Frank Rebelo also runs with FedEx. "One of the things we've seen is that sometimes we'll do an electronics load, but the customer will say, 'There has to be 24 hours in between [loads] so the box can dry up,'" says Rebelo.
But there are no perfect answers to these [truck spec] questions, says Rebelo. "If there was one piece of equipment that would fit all the loads, then everyone would own that piece of equipment."
Pointing to the other drivers on the panel, Rebelo says, "What makes them strong and profitable is what they do. What makes us profitable is what we do. You try to maximize your profit potential with the equipment you have."
#2. Patience is a virtue-and critical to your profitability.
When it comes to choosing loads, be patient. Don't panic and take the first available load that could be bad for you financially.

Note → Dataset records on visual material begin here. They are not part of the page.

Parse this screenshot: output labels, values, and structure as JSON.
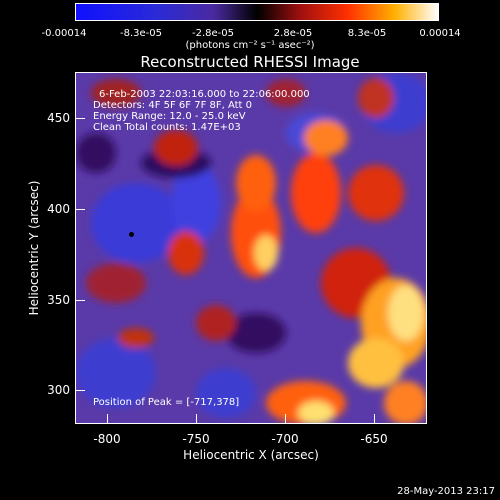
{
  "colorbar": {
    "ticks": [
      "-0.00014",
      "-8.3e-05",
      "-2.8e-05",
      "2.8e-05",
      "8.3e-05",
      "0.00014"
    ],
    "unit": "(photons cm⁻² s⁻¹ asec⁻²)"
  },
  "header": {
    "title": "Reconstructed RHESSI Image"
  },
  "info": {
    "time": "6-Feb-2003 22:03:16.000 to 22:06:00.000",
    "detectors": "Detectors: 4F 5F 6F 7F 8F, Att 0",
    "energy": "Energy Range: 12.0 - 25.0 keV",
    "clean": "Clean      Total counts: 1.47E+03",
    "peak": "Position of Peak = [-717,378]"
  },
  "footer": {
    "timestamp": "28-May-2013 23:17"
  },
  "chart_data": {
    "type": "heatmap",
    "title": "Reconstructed RHESSI Image",
    "xlabel": "Heliocentric X (arcsec)",
    "ylabel": "Heliocentric Y (arcsec)",
    "xlim": [
      -815,
      -625
    ],
    "ylim": [
      280,
      475
    ],
    "x_ticks": [
      -800,
      -750,
      -700,
      -650
    ],
    "y_ticks": [
      300,
      350,
      400,
      450
    ],
    "x_tick_labels": [
      "-800",
      "-750",
      "-700",
      "-650"
    ],
    "y_tick_labels": [
      "300",
      "350",
      "400",
      "450"
    ],
    "colorbar_range": [
      -0.00014,
      0.00014
    ],
    "peak_position": [
      -717,
      378
    ]
  }
}
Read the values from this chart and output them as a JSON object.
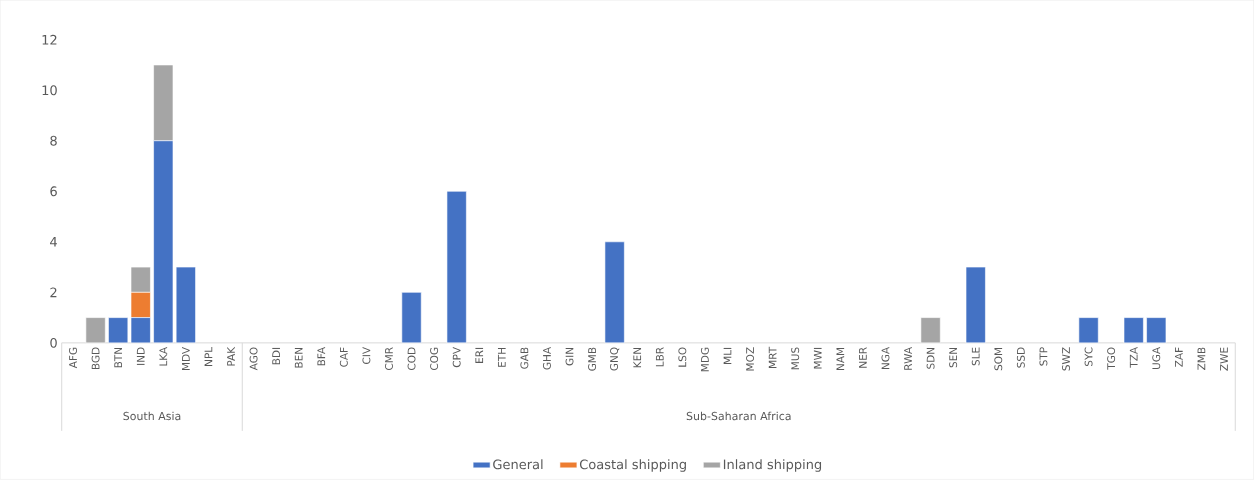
{
  "chart_data": {
    "type": "bar",
    "stacked": true,
    "legend": "bottom",
    "categories": [
      "AFG",
      "BGD",
      "BTN",
      "IND",
      "LKA",
      "MDV",
      "NPL",
      "PAK",
      "AGO",
      "BDI",
      "BEN",
      "BFA",
      "CAF",
      "CIV",
      "CMR",
      "COD",
      "COG",
      "CPV",
      "ERI",
      "ETH",
      "GAB",
      "GHA",
      "GIN",
      "GMB",
      "GNQ",
      "KEN",
      "LBR",
      "LSO",
      "MDG",
      "MLI",
      "MOZ",
      "MRT",
      "MUS",
      "MWI",
      "NAM",
      "NER",
      "NGA",
      "RWA",
      "SDN",
      "SEN",
      "SLE",
      "SOM",
      "SSD",
      "STP",
      "SWZ",
      "SYC",
      "TGO",
      "TZA",
      "UGA",
      "ZAF",
      "ZMB",
      "ZWE"
    ],
    "series": [
      {
        "name": "General",
        "color": "#4472c4",
        "values": [
          0,
          0,
          1,
          1,
          8,
          3,
          0,
          0,
          0,
          0,
          0,
          0,
          0,
          0,
          0,
          2,
          0,
          6,
          0,
          0,
          0,
          0,
          0,
          0,
          4,
          0,
          0,
          0,
          0,
          0,
          0,
          0,
          0,
          0,
          0,
          0,
          0,
          0,
          0,
          0,
          3,
          0,
          0,
          0,
          0,
          1,
          0,
          1,
          1,
          0,
          0,
          0
        ]
      },
      {
        "name": "Coastal shipping",
        "color": "#ed7d31",
        "values": [
          0,
          0,
          0,
          1,
          0,
          0,
          0,
          0,
          0,
          0,
          0,
          0,
          0,
          0,
          0,
          0,
          0,
          0,
          0,
          0,
          0,
          0,
          0,
          0,
          0,
          0,
          0,
          0,
          0,
          0,
          0,
          0,
          0,
          0,
          0,
          0,
          0,
          0,
          0,
          0,
          0,
          0,
          0,
          0,
          0,
          0,
          0,
          0,
          0,
          0,
          0,
          0
        ]
      },
      {
        "name": "Inland shipping",
        "color": "#a5a5a5",
        "values": [
          0,
          1,
          0,
          1,
          3,
          0,
          0,
          0,
          0,
          0,
          0,
          0,
          0,
          0,
          0,
          0,
          0,
          0,
          0,
          0,
          0,
          0,
          0,
          0,
          0,
          0,
          0,
          0,
          0,
          0,
          0,
          0,
          0,
          0,
          0,
          0,
          0,
          0,
          1,
          0,
          0,
          0,
          0,
          0,
          0,
          0,
          0,
          0,
          0,
          0,
          0,
          0
        ]
      }
    ],
    "ylim": [
      0,
      12
    ],
    "yticks": [
      0,
      2,
      4,
      6,
      8,
      10,
      12
    ],
    "annotations": [
      "South Asia",
      "Sub-Saharan Africa"
    ]
  }
}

"Be consistent. Be patient. Stick to your game," says Rebelo. "Don't have FOMO (fear of missing out). Don't let this fear get into your head. There are loads out there. Be patient. Wait for it. And it will pay off."

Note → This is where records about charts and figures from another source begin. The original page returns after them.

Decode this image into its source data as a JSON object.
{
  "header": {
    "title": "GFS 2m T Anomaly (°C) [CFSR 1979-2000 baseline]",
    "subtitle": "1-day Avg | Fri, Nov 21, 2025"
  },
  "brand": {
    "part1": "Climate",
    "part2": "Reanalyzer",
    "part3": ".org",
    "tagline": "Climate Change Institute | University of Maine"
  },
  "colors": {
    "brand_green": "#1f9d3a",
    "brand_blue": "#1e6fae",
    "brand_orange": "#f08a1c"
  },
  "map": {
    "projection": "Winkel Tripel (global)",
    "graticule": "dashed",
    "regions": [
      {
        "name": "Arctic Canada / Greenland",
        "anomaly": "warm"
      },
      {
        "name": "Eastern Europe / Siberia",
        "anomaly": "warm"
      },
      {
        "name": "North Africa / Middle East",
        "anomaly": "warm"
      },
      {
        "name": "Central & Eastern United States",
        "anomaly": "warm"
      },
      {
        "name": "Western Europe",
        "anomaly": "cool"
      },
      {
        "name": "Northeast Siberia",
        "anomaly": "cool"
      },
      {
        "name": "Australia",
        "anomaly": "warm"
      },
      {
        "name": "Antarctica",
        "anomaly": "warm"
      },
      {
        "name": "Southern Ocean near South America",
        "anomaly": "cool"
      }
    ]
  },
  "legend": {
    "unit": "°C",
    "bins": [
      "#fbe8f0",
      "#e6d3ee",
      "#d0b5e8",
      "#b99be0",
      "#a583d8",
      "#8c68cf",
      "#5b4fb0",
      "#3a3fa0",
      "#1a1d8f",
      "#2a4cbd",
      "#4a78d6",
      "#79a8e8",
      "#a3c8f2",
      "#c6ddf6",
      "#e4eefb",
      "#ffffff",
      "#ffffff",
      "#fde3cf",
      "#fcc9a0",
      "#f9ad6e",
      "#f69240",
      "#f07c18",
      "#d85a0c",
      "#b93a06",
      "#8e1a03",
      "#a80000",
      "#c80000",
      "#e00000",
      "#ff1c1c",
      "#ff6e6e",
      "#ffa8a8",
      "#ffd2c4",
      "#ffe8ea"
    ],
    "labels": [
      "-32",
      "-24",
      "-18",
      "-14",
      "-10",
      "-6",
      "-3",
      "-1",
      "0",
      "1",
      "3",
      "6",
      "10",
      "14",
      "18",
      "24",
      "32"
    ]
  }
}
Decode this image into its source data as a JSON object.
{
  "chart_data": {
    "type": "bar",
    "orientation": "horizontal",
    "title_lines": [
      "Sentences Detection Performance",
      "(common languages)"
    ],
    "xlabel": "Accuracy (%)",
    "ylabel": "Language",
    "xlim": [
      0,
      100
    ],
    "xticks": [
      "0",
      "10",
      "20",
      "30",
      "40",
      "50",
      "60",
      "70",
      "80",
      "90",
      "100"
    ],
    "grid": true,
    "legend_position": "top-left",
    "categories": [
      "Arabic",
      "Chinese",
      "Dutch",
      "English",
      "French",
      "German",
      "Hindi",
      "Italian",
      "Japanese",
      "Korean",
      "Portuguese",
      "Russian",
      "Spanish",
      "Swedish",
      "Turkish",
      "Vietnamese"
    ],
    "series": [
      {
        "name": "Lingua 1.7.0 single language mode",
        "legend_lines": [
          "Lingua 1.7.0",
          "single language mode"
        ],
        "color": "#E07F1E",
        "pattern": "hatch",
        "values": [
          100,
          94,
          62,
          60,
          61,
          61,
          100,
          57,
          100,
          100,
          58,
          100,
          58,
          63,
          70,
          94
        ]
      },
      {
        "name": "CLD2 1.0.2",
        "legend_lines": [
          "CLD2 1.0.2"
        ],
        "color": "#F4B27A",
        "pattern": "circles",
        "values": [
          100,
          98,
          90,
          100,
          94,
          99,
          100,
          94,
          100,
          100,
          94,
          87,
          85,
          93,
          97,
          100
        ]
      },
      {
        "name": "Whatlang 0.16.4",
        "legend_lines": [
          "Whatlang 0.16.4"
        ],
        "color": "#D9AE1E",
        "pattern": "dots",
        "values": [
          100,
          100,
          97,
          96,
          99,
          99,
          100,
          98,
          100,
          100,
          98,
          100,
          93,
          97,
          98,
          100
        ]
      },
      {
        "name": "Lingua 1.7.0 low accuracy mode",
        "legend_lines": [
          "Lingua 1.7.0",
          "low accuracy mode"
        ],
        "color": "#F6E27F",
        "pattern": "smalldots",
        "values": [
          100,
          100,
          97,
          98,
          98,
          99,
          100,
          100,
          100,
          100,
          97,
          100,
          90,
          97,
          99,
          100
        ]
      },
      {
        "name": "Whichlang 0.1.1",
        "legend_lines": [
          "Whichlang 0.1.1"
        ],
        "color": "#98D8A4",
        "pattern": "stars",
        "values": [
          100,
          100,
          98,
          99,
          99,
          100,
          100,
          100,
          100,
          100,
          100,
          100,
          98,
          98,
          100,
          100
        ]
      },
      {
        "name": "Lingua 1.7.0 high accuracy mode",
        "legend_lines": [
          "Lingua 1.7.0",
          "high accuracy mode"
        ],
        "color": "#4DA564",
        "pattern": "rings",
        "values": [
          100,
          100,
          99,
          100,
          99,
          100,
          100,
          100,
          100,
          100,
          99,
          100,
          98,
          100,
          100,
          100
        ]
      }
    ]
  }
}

Hutchens agrees. "You really need the patience to be willing to sit in expediting. Because if you're just taking whatever you can get, you could be costing yourself money."
(Deeper dive: What Determines a 'Good Load'?)
#3. Be self-aware with your negotiating power.
Sometimes you can negotiate yourself out of a load. So, how do you strike the right balance?
"If you're sitting in Bute, Montana, chances are you aren't going to have any negotiation power," says Hutchens. "But if you're sitting where you know your company has a good customer, and there are no other trucks around in the area, you have more negotiation power."
When do you have more leverage to negotiate?
"If the load is going to a bad area, don't take it for a regular rate. Make sure it pays to make it worth going to Bute, Montana," says Hutchens.
(Deeper dive: Negotiation Tips for Expediters.)
The Bottom Line
While it's smart to get as much advice as possible before you start in this business, there's a lot you won't learn until you take the first step.
"It's in our nature to want to know all that's possible," says Rebelo. "But nothing is going to replace true life experience. There is no one answer to anything. You prepare yourself the best you can, but nothing is going to replace the experience of doing."